Como em qualquer transição será necessário compreender que o processo de
construção de políticas públicas para o rádio digital precisa estar alicerçado
em alguns critérios, tais
como:
a) garantia da manutenção da gratuidade do acesso ao rádio, por parte do
ouvinte;
b) a transmissão de áudio com qualidade em qualquer situação de recepção;
c) adaptabilidade do padrão ao parque técnico instalado;
d) coevolução e coexistência com o padrão analógico;
e) aparelhos receptores de baixo custo;
f) adoção de uma tecnologia não proprietária e com potencial para
interconectividade com outras mídias;
g) interatividade real time;
h) multiprogramação;
i) democratização do uso do espectro, com a ampliação do número de outorgas
disponíveis e maior presença de rádios públicas e comunitárias;
j) garantia de igualdades de condições para o processo de transição de padrão,
incluindo aí as rádios comunitárias.
São critérios que preservam, de alguma forma, a experiência social, histórica e
cultural do meio. Integrado a um modo de vida, o rádio se vincula às identidades
culturais do lugar,
aos saberes cotidianos, ao partilhamento de patrimônios comuns como a língua, a
música, o trabalho, os esportes, as festas, entre outros. É um espaço de
reconhecimento do público como pertencente a uma dinâmica cultural local.

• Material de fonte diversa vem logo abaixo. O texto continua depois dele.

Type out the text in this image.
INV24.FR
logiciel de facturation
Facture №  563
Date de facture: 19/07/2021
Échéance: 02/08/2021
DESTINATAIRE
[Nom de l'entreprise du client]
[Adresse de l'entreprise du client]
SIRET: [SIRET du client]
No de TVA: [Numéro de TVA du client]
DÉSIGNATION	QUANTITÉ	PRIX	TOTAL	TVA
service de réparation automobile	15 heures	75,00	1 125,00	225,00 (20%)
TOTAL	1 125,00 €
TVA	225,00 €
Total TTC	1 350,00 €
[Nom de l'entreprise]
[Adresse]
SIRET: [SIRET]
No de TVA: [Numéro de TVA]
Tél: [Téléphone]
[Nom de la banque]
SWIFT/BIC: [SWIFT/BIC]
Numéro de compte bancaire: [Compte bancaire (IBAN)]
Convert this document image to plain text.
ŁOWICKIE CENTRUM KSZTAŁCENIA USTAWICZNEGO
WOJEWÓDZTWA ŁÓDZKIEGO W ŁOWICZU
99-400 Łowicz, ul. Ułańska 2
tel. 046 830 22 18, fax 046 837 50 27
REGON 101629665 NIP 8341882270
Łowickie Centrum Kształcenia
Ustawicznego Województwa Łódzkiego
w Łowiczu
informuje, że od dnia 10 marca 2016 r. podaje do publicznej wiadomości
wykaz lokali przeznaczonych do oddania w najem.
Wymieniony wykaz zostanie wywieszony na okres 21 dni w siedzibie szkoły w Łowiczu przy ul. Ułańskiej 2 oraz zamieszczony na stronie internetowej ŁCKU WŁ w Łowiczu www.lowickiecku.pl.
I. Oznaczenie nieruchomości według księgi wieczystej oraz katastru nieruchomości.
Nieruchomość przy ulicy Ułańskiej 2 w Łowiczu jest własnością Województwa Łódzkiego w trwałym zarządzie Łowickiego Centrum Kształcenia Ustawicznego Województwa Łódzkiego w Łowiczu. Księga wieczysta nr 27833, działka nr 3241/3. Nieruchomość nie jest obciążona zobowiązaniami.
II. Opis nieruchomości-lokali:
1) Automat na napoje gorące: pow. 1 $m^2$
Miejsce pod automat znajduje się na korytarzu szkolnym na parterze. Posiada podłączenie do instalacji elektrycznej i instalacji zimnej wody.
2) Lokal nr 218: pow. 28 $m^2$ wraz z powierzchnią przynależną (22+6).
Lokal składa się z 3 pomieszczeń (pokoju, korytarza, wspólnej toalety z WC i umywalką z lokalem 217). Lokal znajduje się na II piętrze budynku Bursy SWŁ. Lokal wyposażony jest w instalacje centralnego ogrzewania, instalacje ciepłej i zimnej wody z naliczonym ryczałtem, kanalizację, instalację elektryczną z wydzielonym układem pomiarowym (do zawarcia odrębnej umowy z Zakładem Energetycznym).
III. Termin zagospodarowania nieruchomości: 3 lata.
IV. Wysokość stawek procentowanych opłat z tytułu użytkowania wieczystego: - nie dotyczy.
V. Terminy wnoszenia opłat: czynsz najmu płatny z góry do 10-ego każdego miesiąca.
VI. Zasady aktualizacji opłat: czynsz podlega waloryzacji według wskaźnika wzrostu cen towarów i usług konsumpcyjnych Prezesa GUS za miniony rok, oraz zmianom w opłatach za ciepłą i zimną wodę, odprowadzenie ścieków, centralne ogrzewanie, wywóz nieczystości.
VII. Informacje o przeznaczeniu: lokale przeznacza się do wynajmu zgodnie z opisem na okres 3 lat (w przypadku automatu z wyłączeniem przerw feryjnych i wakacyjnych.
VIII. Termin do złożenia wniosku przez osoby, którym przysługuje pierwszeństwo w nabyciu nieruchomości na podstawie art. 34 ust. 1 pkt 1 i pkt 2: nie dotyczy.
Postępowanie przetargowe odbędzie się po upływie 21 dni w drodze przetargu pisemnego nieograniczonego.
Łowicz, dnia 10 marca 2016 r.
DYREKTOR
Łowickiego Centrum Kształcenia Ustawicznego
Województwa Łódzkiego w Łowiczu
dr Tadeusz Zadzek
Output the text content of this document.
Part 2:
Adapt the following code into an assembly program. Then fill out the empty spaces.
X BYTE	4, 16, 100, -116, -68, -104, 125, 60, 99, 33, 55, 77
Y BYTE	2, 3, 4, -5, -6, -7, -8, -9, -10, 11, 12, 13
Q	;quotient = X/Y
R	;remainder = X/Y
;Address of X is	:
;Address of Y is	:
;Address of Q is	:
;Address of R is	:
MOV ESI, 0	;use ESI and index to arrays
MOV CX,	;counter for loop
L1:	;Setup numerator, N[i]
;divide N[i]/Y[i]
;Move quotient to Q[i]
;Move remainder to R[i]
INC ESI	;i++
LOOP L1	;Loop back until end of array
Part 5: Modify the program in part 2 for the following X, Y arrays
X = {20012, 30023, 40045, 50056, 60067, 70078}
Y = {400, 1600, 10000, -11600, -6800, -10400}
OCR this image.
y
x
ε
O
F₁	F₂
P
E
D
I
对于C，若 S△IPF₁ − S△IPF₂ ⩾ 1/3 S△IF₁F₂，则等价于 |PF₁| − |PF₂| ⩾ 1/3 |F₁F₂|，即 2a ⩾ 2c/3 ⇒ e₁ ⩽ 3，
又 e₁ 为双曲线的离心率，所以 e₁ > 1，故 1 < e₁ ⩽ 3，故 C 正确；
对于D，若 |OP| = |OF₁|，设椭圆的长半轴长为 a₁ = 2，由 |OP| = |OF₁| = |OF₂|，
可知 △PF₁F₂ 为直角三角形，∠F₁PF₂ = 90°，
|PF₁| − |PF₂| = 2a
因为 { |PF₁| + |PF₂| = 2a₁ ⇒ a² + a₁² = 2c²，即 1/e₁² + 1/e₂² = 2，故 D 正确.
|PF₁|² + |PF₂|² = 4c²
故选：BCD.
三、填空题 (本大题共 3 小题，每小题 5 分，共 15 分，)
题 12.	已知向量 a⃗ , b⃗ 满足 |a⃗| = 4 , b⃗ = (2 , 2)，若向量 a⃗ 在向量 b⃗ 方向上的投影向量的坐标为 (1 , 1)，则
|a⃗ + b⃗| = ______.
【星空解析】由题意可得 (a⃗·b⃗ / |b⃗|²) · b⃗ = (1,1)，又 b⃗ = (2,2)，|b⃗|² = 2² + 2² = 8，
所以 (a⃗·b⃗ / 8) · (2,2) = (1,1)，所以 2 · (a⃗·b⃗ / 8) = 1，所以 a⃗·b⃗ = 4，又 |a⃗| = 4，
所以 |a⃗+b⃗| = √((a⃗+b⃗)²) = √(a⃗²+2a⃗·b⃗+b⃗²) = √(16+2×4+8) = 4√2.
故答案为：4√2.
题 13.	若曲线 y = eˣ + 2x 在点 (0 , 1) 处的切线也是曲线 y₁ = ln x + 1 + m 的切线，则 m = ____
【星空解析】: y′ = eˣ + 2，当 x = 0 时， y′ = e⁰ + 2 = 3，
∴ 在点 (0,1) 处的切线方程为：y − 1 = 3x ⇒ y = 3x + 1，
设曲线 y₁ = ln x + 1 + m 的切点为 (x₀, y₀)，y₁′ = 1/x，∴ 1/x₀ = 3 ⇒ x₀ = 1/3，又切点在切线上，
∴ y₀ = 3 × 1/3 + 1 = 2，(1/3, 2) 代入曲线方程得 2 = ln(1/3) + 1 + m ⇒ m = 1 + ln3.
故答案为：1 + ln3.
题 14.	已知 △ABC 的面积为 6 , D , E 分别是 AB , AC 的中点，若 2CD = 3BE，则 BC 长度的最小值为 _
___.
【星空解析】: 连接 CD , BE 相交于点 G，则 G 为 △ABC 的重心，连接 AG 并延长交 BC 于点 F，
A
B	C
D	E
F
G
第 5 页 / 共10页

Portanto, para ter sentido e ser útil, as intervenções das políticas públicas
nas estruturas se guiam e se justificam por objetivos relacionados ao conteúdo.
Significa por em relevo não somente as relações entre economia e política, mas
também a dimensão do consumo. O que implica em considerar a cultura como um
componente inerente à formulação de políticas públicas de transição para o rádio
digital.
A migração do rádio brasileiro do padrão analógico para o padrão digital e sua
integração na convergência tecnológica é uma política pública de interesse do
conjunto da sociedade
brasileira, interessa a empresários, profissionais da comunicação, ouvintes,
gestores públicos, técnicos e cidadãos em geral. Portanto, esta política pública
deve ser construída de forma amplamente democrática, ouvindo o conjunto da
sociedade e garantindo ferramentas de participação popular e controle público.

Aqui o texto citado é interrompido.